Teragen
hadoop jar /usr/hdp/current/hadoop-mapreduce-client/hadoop-mapreduce-examples.jar
teragen -Dmapreduce.job.maps=<JOB_MAP_NUMBER> -Ddfs.blocksize=<BLOCKSIZE>
<DATA_RECORDS> /<OUTPUT_PATH>
In the above command, <DATA_RECORDS> is used to specify the number of records in your evaluation. One record is 100 bytes. So, 1000 000 000 0 records mean the data size 1000 000 000 0 * 100 bytes, which is closed to 1TB.
<OUTPUT_PATH> is the data output directory. Change this accordingly.

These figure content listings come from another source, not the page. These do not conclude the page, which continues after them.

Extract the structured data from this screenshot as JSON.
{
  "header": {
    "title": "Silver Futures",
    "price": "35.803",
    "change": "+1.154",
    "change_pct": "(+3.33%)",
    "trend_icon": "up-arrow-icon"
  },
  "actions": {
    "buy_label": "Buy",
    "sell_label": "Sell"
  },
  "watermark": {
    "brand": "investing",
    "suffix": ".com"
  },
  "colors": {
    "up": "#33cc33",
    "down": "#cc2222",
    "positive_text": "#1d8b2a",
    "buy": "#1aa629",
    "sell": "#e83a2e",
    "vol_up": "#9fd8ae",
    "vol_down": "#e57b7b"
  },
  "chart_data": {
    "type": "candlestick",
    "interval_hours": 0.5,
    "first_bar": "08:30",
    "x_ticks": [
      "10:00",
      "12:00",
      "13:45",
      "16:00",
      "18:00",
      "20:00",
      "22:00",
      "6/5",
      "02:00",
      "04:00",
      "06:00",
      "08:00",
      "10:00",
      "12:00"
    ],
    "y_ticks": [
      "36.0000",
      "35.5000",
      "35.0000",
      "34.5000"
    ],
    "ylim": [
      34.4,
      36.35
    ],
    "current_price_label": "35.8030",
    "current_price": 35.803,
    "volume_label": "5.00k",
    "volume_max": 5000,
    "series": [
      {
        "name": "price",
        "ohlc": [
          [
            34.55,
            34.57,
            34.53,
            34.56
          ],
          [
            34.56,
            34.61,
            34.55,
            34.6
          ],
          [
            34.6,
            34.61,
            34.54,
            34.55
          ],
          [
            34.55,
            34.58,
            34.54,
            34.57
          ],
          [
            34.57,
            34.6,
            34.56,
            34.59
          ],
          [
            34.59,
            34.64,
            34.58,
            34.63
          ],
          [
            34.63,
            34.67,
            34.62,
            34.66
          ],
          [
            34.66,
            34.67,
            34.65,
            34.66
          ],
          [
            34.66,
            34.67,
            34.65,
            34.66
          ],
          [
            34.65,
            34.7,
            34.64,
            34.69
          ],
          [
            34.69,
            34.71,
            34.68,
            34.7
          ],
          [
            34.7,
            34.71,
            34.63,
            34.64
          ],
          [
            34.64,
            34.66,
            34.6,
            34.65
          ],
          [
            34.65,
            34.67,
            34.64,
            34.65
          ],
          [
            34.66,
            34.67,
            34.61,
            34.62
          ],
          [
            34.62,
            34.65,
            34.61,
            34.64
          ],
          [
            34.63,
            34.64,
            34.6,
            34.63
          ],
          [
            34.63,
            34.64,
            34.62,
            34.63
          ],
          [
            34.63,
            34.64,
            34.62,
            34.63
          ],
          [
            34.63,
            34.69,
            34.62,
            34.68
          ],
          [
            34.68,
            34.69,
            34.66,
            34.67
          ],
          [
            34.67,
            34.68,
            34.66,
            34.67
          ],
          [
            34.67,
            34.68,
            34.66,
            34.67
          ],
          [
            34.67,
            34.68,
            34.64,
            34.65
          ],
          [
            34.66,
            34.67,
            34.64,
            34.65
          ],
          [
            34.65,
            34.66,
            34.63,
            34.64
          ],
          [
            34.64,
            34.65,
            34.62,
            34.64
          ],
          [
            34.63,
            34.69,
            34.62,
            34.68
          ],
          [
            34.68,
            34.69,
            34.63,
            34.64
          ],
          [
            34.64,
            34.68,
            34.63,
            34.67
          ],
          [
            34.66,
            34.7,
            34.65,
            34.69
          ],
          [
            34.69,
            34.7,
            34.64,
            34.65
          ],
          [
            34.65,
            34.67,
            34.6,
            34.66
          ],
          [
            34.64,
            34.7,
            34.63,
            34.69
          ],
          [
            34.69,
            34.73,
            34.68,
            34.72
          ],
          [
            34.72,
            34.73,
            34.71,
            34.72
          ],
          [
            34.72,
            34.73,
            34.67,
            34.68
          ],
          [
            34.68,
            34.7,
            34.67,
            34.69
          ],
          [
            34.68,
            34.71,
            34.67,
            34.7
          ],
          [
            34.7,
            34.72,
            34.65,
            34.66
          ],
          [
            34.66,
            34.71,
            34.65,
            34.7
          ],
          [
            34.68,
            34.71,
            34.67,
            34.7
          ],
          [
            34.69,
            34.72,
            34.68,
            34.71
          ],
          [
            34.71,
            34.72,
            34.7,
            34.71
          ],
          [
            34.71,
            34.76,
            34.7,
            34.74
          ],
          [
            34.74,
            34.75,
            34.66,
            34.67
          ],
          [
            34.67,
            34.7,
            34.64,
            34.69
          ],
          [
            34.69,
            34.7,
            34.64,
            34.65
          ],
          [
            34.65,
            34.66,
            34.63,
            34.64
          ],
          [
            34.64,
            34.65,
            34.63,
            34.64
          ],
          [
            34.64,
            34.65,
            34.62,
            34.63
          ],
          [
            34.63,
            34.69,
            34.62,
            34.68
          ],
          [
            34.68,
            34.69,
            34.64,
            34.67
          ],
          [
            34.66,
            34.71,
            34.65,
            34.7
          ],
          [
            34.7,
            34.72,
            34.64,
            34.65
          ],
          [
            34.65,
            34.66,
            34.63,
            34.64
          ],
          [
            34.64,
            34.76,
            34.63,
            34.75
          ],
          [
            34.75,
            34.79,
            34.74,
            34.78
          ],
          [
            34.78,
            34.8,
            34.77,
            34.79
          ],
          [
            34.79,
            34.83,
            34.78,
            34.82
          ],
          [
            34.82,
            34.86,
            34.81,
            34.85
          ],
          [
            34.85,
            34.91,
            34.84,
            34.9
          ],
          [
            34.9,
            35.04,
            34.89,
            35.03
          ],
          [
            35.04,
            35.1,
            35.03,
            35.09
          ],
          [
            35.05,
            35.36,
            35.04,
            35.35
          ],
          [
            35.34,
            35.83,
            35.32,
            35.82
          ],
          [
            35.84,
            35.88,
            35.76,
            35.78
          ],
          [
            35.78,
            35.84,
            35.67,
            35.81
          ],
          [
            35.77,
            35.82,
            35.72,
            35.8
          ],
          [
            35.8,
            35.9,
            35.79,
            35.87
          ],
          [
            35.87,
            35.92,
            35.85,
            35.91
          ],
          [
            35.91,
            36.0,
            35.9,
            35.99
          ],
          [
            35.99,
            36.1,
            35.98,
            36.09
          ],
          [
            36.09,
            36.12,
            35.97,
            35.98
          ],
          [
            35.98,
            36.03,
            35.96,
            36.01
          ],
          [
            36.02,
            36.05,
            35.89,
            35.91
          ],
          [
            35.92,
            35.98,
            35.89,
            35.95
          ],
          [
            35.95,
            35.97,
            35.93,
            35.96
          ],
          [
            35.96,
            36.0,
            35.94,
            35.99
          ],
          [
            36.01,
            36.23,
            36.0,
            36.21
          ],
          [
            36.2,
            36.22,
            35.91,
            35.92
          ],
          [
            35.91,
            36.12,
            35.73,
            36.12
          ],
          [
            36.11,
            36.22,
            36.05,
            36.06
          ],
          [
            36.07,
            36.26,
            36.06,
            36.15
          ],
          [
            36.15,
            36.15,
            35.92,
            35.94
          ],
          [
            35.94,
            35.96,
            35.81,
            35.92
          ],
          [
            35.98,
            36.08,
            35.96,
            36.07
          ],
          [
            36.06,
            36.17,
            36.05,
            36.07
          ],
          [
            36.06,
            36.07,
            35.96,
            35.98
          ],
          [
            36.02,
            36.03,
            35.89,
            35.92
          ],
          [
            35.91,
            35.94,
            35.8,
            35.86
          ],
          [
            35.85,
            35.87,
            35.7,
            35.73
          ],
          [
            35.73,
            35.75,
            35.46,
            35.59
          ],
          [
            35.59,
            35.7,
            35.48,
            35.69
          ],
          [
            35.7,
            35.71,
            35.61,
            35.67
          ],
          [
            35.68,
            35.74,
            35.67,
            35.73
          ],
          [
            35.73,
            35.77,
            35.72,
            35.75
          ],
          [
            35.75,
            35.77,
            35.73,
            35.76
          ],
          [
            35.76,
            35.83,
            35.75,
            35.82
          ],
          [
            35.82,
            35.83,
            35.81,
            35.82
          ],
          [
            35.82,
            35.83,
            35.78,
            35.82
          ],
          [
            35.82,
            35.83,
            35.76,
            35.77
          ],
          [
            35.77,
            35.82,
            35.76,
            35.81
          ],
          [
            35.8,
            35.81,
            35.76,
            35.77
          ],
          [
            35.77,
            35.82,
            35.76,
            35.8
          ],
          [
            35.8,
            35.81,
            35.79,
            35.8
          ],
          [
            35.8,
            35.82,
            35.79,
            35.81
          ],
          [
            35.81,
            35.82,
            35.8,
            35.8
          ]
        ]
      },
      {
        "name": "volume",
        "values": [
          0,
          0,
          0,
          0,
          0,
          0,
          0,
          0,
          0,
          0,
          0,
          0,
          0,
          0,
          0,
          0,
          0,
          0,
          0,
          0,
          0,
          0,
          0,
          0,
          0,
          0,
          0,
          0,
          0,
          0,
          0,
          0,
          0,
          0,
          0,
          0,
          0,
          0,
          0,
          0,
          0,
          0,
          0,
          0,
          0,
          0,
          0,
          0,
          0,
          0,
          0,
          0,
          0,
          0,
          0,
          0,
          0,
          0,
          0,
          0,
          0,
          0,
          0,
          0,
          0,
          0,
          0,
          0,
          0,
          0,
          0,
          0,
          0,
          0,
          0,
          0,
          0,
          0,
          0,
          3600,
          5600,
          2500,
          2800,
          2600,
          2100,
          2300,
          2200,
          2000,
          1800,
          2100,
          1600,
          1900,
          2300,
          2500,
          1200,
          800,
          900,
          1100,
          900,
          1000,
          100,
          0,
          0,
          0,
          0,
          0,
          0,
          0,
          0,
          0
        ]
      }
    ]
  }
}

The <JOB_MAP_NUMBER> should be equal to (MaxTaskPerNode_mem * YarnNodeManagerNumber - 1). Also, the value ((<DATA_RECORDS> * 100 )/(1024*1024))/ <JOB_MAP_NUMBER> should not be very small and it should be close to dfs.blocksize or multiple times of dfs.blocksize. If the value ((<DATA_RECORDS> * 100 )/(1024*1024))/ <JOB_MAP_NUMBER> is very small, your <DATA_RECORDS> is very small for your cluster.
If yarn.scheduler.capacity.resource-calculator is changed by enabling CPU scheduling from Ambari, the smaller value between MaxTaskPerNode_mem and MaxTaskPerNode_vcore will be effective. Under this situation, you could try to make MaxTaskPerNode_vcore and MaxTaskPerNode_mem close to each other. If not, that usually indicates you have free resources that are not yet utilized.
If you take the same block size (dfs.blocksize from core-site.xml) for your TeraGen job, you do not need to specify -Ddfs.blocksize=<BLOCKSIZE>. If you want to take different dfs.blocksize for the job, you could specify the -Ddfs.blocksize=<BLOCKSIZE> option.